The media ecosystem thrives on spectacle. An alleged kidnapping of a foreign leader commands attention in a way that grocery pricing never will. It has been reported that senior figures at the BBC advised journalists not to use the word “kidnapped” in reference to Nicolas Maduro, suggesting instead the term “captured.” The distinction is not semantic trivia. “Kidnapped” implies the sudden seizure of a person not formally charged; “captured” suggests the apprehension of a fugitive sought by authorities. Language frames legitimacy. Readers can decide which term more accurately describes the event, but they should not underestimate the power of word choice in shaping perception.

The Mangione case followed a familiar arc. For a brief period, it was irresistible: a wealthy, educated young man accused of shooting a corporate executive in broad daylight on a Manhattan street. The narrative carried all the elements of high drama. But it also threatened to illuminate something less comfortable—the simmering resentment felt by millions of Americans toward the health insurance industry.

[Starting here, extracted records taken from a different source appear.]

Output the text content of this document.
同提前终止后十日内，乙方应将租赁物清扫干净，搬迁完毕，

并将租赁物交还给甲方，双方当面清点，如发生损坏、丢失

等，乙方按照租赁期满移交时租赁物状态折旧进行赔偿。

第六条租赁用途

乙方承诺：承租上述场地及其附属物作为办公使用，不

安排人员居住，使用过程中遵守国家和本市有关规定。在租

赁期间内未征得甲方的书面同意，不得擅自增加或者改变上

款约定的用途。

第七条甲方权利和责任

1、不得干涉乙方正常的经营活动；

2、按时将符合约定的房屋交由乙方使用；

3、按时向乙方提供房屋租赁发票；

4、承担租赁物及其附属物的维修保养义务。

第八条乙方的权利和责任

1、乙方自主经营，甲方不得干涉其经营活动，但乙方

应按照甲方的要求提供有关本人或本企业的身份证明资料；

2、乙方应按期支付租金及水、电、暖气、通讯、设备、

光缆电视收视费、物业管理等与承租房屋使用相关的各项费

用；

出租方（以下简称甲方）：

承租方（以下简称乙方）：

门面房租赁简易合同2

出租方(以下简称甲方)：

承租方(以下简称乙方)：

A few days after Thompson’s death, Global News ran a headline asking why the killing had sparked a flood of “anti-elitist” rage. The question practically answers itself. For decades, Americans have navigated a health-care system that often appears designed to maximize profit rather than care. When that anger surfaces, it is labeled volatile, even dangerous. The guardians of the status quo worry less about street protests, which can be managed, than about electoral backlash. Votes are harder to suppress than marches.

It has become a kind of civic reflex to describe the United States as “the brightest beacon for freedom and opportunity in the world,” echoing former President George W. Bush after the attacks of September 11, 2001. But rhetoric cannot substitute for reality. A nation that disregards international law abroad while tolerating deep inequities at home risks something more corrosive than bad press. It risks legitimacy.

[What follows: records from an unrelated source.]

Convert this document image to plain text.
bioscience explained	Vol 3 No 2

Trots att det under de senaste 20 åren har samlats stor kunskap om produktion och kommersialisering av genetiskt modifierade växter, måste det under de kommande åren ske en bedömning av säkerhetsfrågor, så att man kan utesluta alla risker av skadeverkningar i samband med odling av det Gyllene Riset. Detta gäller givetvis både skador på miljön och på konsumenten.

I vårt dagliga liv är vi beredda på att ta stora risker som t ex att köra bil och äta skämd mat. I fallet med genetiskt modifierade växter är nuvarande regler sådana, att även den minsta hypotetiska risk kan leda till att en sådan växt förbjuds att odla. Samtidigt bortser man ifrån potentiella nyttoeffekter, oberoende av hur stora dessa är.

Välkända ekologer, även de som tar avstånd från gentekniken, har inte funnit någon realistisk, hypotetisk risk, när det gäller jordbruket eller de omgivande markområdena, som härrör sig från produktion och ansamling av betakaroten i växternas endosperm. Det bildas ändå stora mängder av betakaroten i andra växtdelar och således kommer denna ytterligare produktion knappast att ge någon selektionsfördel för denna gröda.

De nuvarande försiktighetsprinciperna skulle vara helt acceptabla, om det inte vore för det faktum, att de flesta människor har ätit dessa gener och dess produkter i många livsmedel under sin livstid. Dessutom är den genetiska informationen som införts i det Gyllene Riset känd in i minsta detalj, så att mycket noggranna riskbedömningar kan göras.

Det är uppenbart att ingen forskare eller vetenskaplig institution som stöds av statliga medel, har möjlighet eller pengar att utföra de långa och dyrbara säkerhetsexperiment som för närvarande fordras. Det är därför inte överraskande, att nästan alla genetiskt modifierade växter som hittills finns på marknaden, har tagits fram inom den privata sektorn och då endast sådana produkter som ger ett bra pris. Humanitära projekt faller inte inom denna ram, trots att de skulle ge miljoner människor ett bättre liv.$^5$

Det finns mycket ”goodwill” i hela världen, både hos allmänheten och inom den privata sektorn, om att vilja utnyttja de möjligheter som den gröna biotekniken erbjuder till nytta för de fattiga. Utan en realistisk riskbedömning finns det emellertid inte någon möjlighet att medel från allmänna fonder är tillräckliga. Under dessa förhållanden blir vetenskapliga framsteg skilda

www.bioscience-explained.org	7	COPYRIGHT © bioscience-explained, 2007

None of this is to suggest that foreign policy is unimportant. The destabilization of nations reverberates globally. But spectacle can function as camouflage. While cameras track bombers and diplomats, quieter transformations unfold: the entrenchment of economic precarity, the normalization of opaque governance, the slow redefinition of accountability.

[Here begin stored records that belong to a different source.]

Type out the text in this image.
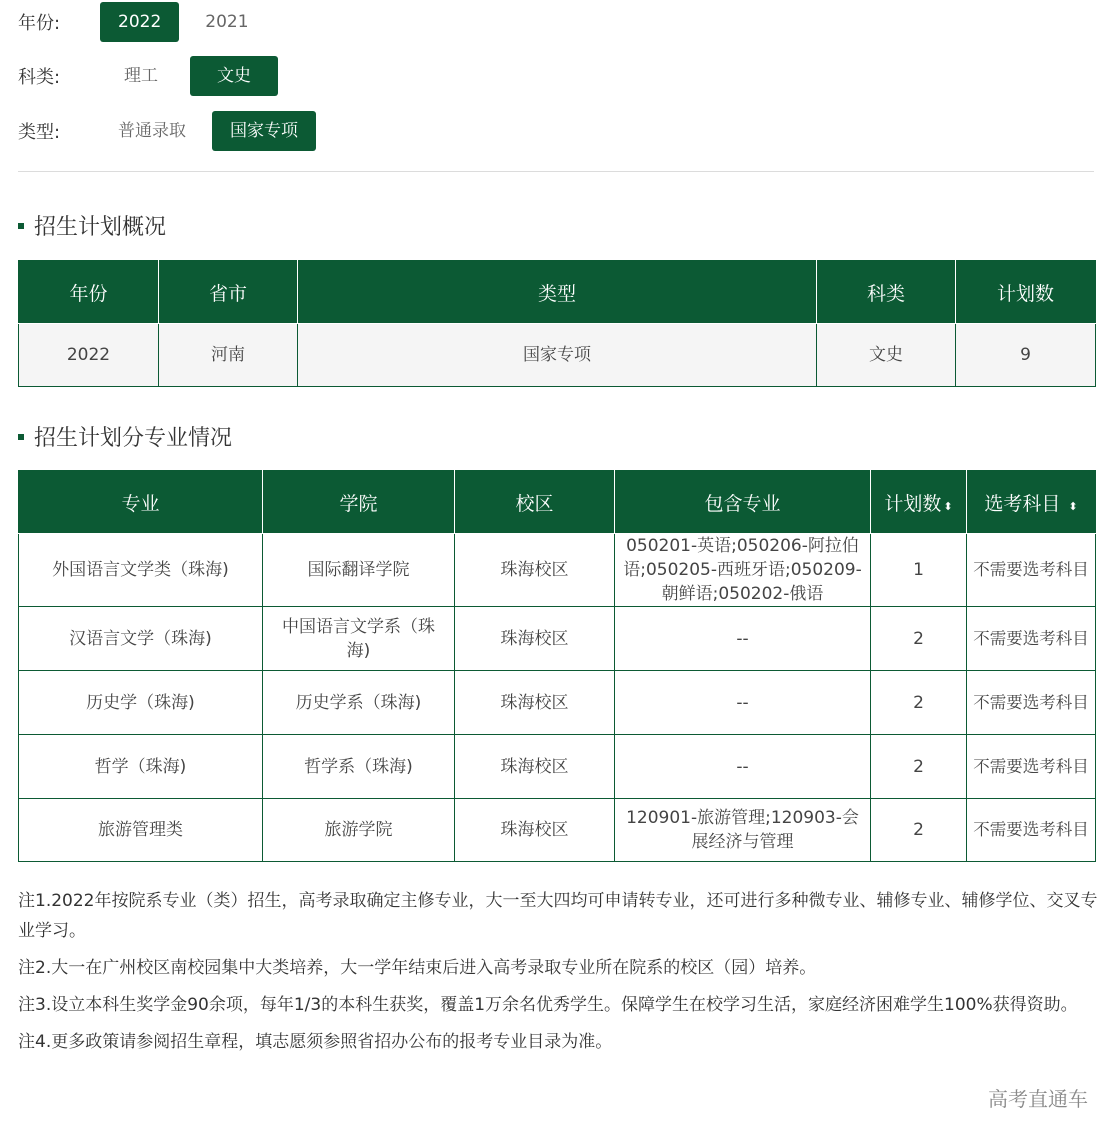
年份:	2022	2021
科类:	理工	文史
类型:	普通录取	国家专项
招生计划概况
年份	省市	类型	科类	计划数
2022	河南	国家专项	文史	9
招生计划分专业情况
专业	学院	校区	包含专业	计划数 ⬍	选考科目 ⬍
外国语言文学类（珠海)	国际翻译学院	珠海校区	050201-英语;050206-阿拉伯语;050205-西班牙语;050209-朝鲜语;050202-俄语	1	不需要选考科目
汉语言文学（珠海)	中国语言文学系（珠海)	珠海校区	--	2	不需要选考科目
历史学（珠海)	历史学系（珠海)	珠海校区	--	2	不需要选考科目
哲学（珠海)	哲学系（珠海)	珠海校区	--	2	不需要选考科目
旅游管理类	旅游学院	珠海校区	120901-旅游管理;120903-会展经济与管理	2	不需要选考科目

注1.2022年按院系专业（类）招生，高考录取确定主修专业，大一至大四均可申请转专业，还可进行多种微专业、辅修专业、辅修学位、交叉专业学习。

注2.大一在广州校区南校园集中大类培养，大一学年结束后进入高考录取专业所在院系的校区（园）培养。

注3.设立本科生奖学金90余项，每年1/3的本科生获奖，覆盖1万余名优秀学生。保障学生在校学习生活，家庭经济困难学生100%获得资助。

注4.更多政策请参阅招生章程，填志愿须参照省招办公布的报考专业目录为准。

高考直通车
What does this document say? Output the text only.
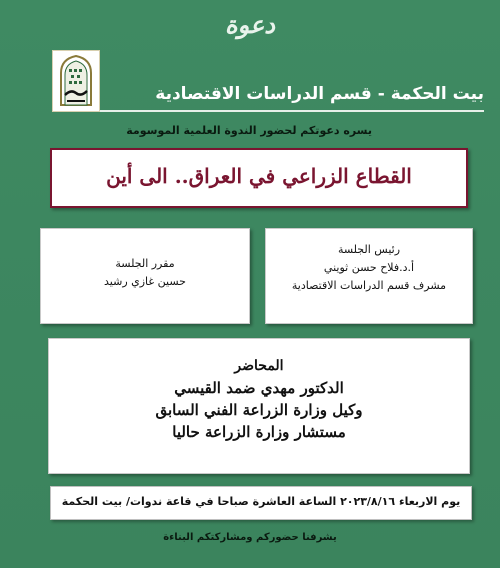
دعوة
بيت الحكمة - قسم الدراسات الاقتصادية
يسره دعوتكم لحضور الندوة العلمية الموسومة
القطاع الزراعي في العراق.. الى أين
رئيس الجلسة
أ.د.فلاح حسن ثويني
مشرف قسم الدراسات الاقتصادية
مقرر الجلسة
حسين غازي رشيد
المحاضر
الدكتور مهدي ضمد القيسي
وكيل وزارة الزراعة الفني السابق
مستشار وزارة الزراعة حاليا
يوم الاربعاء ٢٠٢٣/٨/١٦ الساعة العاشرة صباحا في قاعة ندوات/ بيت الحكمة
يشرفنا حضوركم ومشاركتكم البناءة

Public officials, whether elected or appointed, are entrusted with advancing the common good. Yet too often, power appears to be exercised in service of private enrichment or ideological entrenchment. There are exceptions, and perhaps emerging leaders will defy the pattern. But vigilance requires skepticism.

The danger is not only that we are misled. It is that we are distracted. When attention is monopolized by dramatic confrontation abroad, citizens may overlook the structural shifts reshaping their lives at home. Democracies do not usually collapse in a single, cinematic moment. They erode, piece by piece, as public focus drifts from the foundations that sustain them.

To keep one’s eye on the ball is not to ignore global crises. It is to recognize that the most consequential changes are sometimes the least theatrical. A nation’s character is revealed not only in the wars it wages or the territories it covets, but in the contracts it honors, the laws it respects, and the citizens it protects.